National Corn Growers Association Trade Update

USMCA

On Wednesday, June 19, Mexico ratified the US-Mexico-Canada Agreement (USMCA). Its Senate voted overwhelmingly (114-4) to ratify, making it the first of three parties to the agreement to pass it. Canadian officials have said they plan to move USMCA through a process more in lockstep with the United States’ timeline.

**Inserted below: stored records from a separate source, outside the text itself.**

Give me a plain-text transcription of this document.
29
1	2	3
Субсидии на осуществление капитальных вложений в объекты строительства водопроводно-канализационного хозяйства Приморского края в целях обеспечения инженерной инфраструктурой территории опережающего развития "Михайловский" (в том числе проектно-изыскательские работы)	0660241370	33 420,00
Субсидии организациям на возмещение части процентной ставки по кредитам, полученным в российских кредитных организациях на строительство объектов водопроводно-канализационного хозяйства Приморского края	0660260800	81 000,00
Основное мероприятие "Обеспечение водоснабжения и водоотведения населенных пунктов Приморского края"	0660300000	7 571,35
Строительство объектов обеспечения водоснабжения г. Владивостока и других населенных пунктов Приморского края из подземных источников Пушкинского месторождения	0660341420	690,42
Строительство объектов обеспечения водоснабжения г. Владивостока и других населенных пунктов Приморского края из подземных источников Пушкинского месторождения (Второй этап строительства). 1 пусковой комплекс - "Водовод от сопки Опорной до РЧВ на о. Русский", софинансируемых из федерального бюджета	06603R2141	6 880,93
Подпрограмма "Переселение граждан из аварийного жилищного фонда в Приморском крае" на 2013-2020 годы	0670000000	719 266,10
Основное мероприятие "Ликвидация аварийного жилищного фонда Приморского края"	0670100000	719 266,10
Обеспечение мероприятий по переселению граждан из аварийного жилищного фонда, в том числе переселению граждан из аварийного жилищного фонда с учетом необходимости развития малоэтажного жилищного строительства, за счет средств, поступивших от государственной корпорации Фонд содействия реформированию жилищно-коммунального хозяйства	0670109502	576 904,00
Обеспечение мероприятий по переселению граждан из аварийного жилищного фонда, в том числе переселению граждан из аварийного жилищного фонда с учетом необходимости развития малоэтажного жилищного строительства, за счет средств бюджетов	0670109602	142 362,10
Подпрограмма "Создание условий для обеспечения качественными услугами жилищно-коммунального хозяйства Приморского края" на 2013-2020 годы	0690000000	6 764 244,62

On June 26, Ambassador Lighthizer met with House Speaker Nancy Pelosi and the nine Democrats she has appointed to a working group to negotiate key changes to the USMCA with USTR. The Ambassador has developed a warm and productive relationship with House Democrats and they plan to keep working in good faith to reach an agreement on how to address concerns over four issue areas: labor, environment, enforcement and drug pricing. Speaker Pelosi has said that her caucus wants to get to “yes” on USMCA but that they are not bound by an August recess timeline. They can move the agreement in the Fall if needed. The White House has not sent the implementing bill to Congress yet (starting the fast track clock) – the earliest it can go is July 9th.

Capitol Hill visits during Corn Congress will be valuable opportunities to promote the importance of USMCA and I suggest planning for August recess advocacy as well.

China

On July 30 at the G-20 meeting, Presidents Trump and Xi announced that they have agreed to pause further escalation of the trade war and will resume talks. Details on the terms of this ceasefire are still not public and a date for the next talks has not been announced. We know current tariffs will remain in place but new US tariffs will be delayed.

In other news, China’s Ministry of Commerce announced that China will keep anti-dumping and anti-subsidy tariffs on US DDGS after a recent review. China was once a DDGS market valued at over $1 billion/year prior to the anti-dumping tariffs and the retaliatory tariffs. Between the AD tariffs and the retaliatory tariffs, DDGS exports have been all but shut off, with only $20 million worth of the product shipped to China in the 2017/2018 marketing year.

Japan

In the last couple of weeks, Secretary Perdue, Ambassador Lighthizer and Senator Grassley have all expressed public optimism that we will reach an ag-only agreement with Japan shortly after Japanese elections later this month. Because it would be a tariff-only deal they think they can do it without triggering Trade Promotion Authority (TPA), meaning it would not require a Congressional vote. In exchange they would give Japan a promise of exclusion from auto tariffs. It remains to be seen whether Japan will accept those terms when they want increase access for autos in the US. Lighthizer has said he views this as a two-step process in which the more comprehensive agreement is worked out in the second phase and hopefully includes things we want like SPS and biotech provisions (likely modeled off TPP).

EU Trade Agreements

The EU recently announced two new trade agreements- one with Mercosur (Brazil, Argentina, Uruguay, Paraguay) and one with Vietnam. We are still analyzing but it doesn’t appear the big non-tariff barriers the US corn industry faces in the EU were addressed in a helpful way in the agreement with Mercosur. These new agreements are likely to infringe on US agriculture’s global competitiveness.

MAP/FMD Appropriations

On June 25, the House, by vote of 227 to 194, approved the FY 20 Agriculture Appropriations bill (H.R. 3055).  It was considered as part of a package of several appropriations bills (Commerce, Justice, Science, Interior, Environment, Military Construction, Veterans Affairs, Transportation, Housing and Urban Development).  As approved by the House, the legislation includes the full $255 million for Agricultural Trade Promotion and Facilitation, as authorized in the 2018 Farm Bill.  No amendments related to MAP and FMD were considered during floor debate.  As a result, MAP and FMD will receive NO LESS than $200 million and $34.5 million respectively for FY 20.  H.R. 3055 makes no changes regarding paying for administrative costs. Unfortunately, these costs, which totaled $5.5 million for MAP and $1.5 million for FMD in FY 19, will continue to come out of mandatory program money.

The Senate could consider its version of the FY 20 Agriculture Appropriations bill later this month.